ITEM 1.01 - ENTRY INTO A MATERIAL DEFINITIVE AGREEMENT
On May 26, 2021, CyrusOne Europe Finance DAC,
a designated activity company organized under the laws of Ireland (the “Issuer”) and an indirect subsidiary of CyrusOne Inc.,
a Maryland corporation (the “Company”), closed its previously announced offering of €500 million aggregate principal
amount of 1.125% Senior Notes due 2028 (the “Notes”).
The Notes were issued in a private offering exempt
from the registration requirements of the Securities Act of 1933, as amended (the “Securities Act”), to persons outside of
the United States pursuant to Regulation S under the Securities Act. The Notes have not been and will not be registered under the Securities
Act and may not be offered or sold within the United States or to United States persons (within the meaning of Regulation S under the
Securities Act) absent registration or an applicable exemption from the registration requirements.
The Issuer is wholly owned by CyrusOne LP, a Maryland
limited partnership (the “Operating Partnership”). The Notes were issued pursuant to an indenture, dated as of May 26,
2021 (the “Indenture”), among the Issuer and Wells Fargo Bank, N.A., as trustee, the Operating Partnership and the Company,
as guarantors, Deutsche Bank Trust Company Americas, as authenticating agent and security registrar and Deutsche Bank AG, London Branch,
as paying agent and transfer agent.
Indenture
The Company is filing the Indenture as Exhibit 4.1
to this report.
The Notes are unsecured senior obligations of the
Issuer, which rank equally in right of payment with all of the Issuer’s existing and future unsecured senior debt and senior in
right of payment to all of the Issuer’s future subordinated debt, if any.
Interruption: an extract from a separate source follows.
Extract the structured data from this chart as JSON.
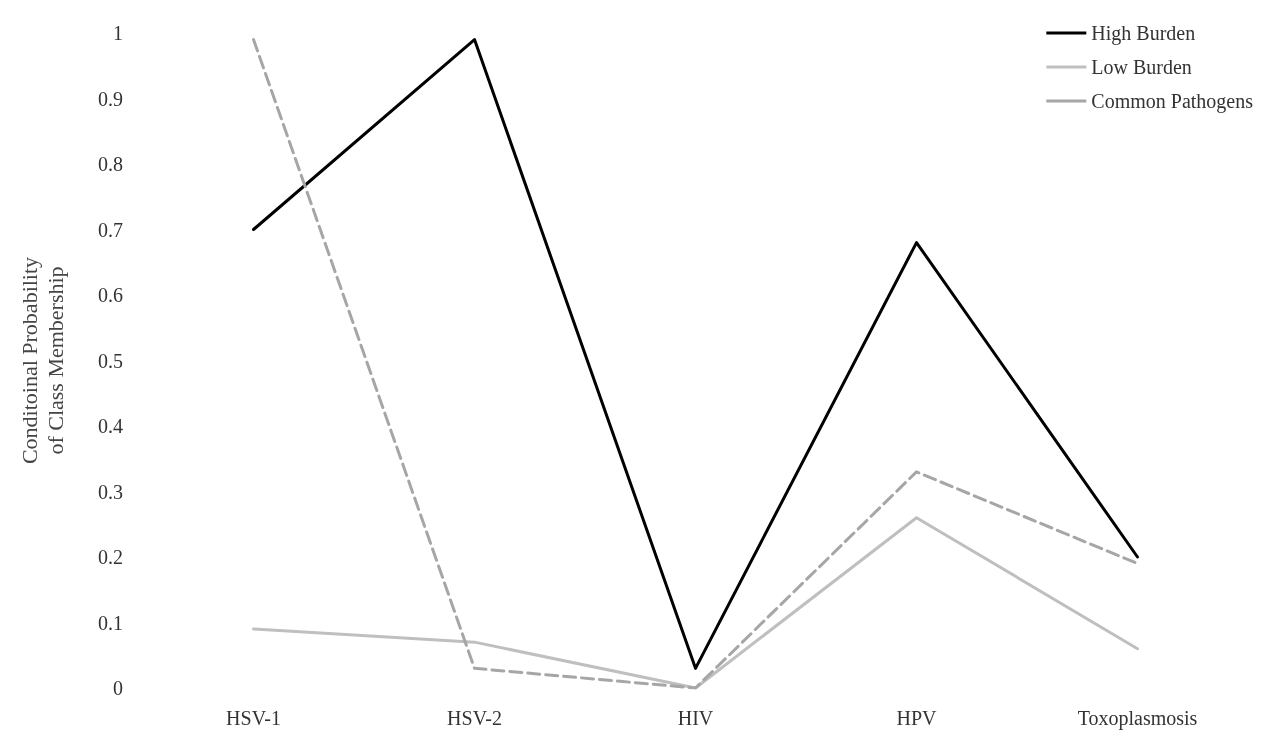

The Notes will be effectively subordinated to any of the
Issuer’s future secured debt, if any, to the extent of the value of the assets securing such debt. The Notes will be guaranteed
on a senior unsecured basis by CyrusOne LP and CyrusOne Inc., the sole beneficial owner and sole trustee of CyrusOne GP, which is the
sole general partner of CyrusOne LP. The guarantees will rank equally in right of payment with all of CyrusOne Inc.’s and CyrusOne
LP’s existing and future unsecured senior debt and senior in right of payment to all of CyrusOne Inc.’s and CyrusOne LP’s
future subordinated debt, if any. The guarantees will be effectively subordinated to any of CyrusOne Inc.’s and CyrusOne LP’s
future secured debt to the extent of the value of the assets securing such debt. In addition, the guarantees will be structurally subordinated
to the liabilities of any subsidiaries of CyrusOne LP and CyrusOne Inc. (other than the Issuer).
The Notes will bear interest at a rate of 1.125%
per annum, payable annually on May 26 of each year, beginning on May 26, 2022.
The Indenture limits the ability of CyrusOne LP
and its subsidiaries to incur secured or unsecured indebtedness and to merge, consolidate or transfer all or substantially all of their
assets, in each case subject to certain qualifications set forth in the Indenture. The Indenture also requires CyrusOne LP and its subsidiaries
to maintain total unencumbered assets of at least 150% of their unsecured indebtedness on a consolidated basis.
The Notes will mature on May 26, 2028. However,
prior to February 26, 2028, the Issuer may redeem some or all of the Notes at a price equal to 100% of their principal amount plus
a “make-whole” premium. In addition, the Issuer may redeem some or all of the Notes on or after February 26, 2028, at
a redemption price equal to 100% of the aggregate principal amount of the Notes. In each case, the Issuer must also pay accrued and unpaid
interest, if any, to the redemption date.
The above description of the Indenture does not
purport to be a complete statement of the parties’ rights and obligations under the Indenture and is qualified in its entirety by
reference to the terms of the Indenture, a copy of which is attached hereto as Exhibit 4.1, and which is incorporated herein by reference.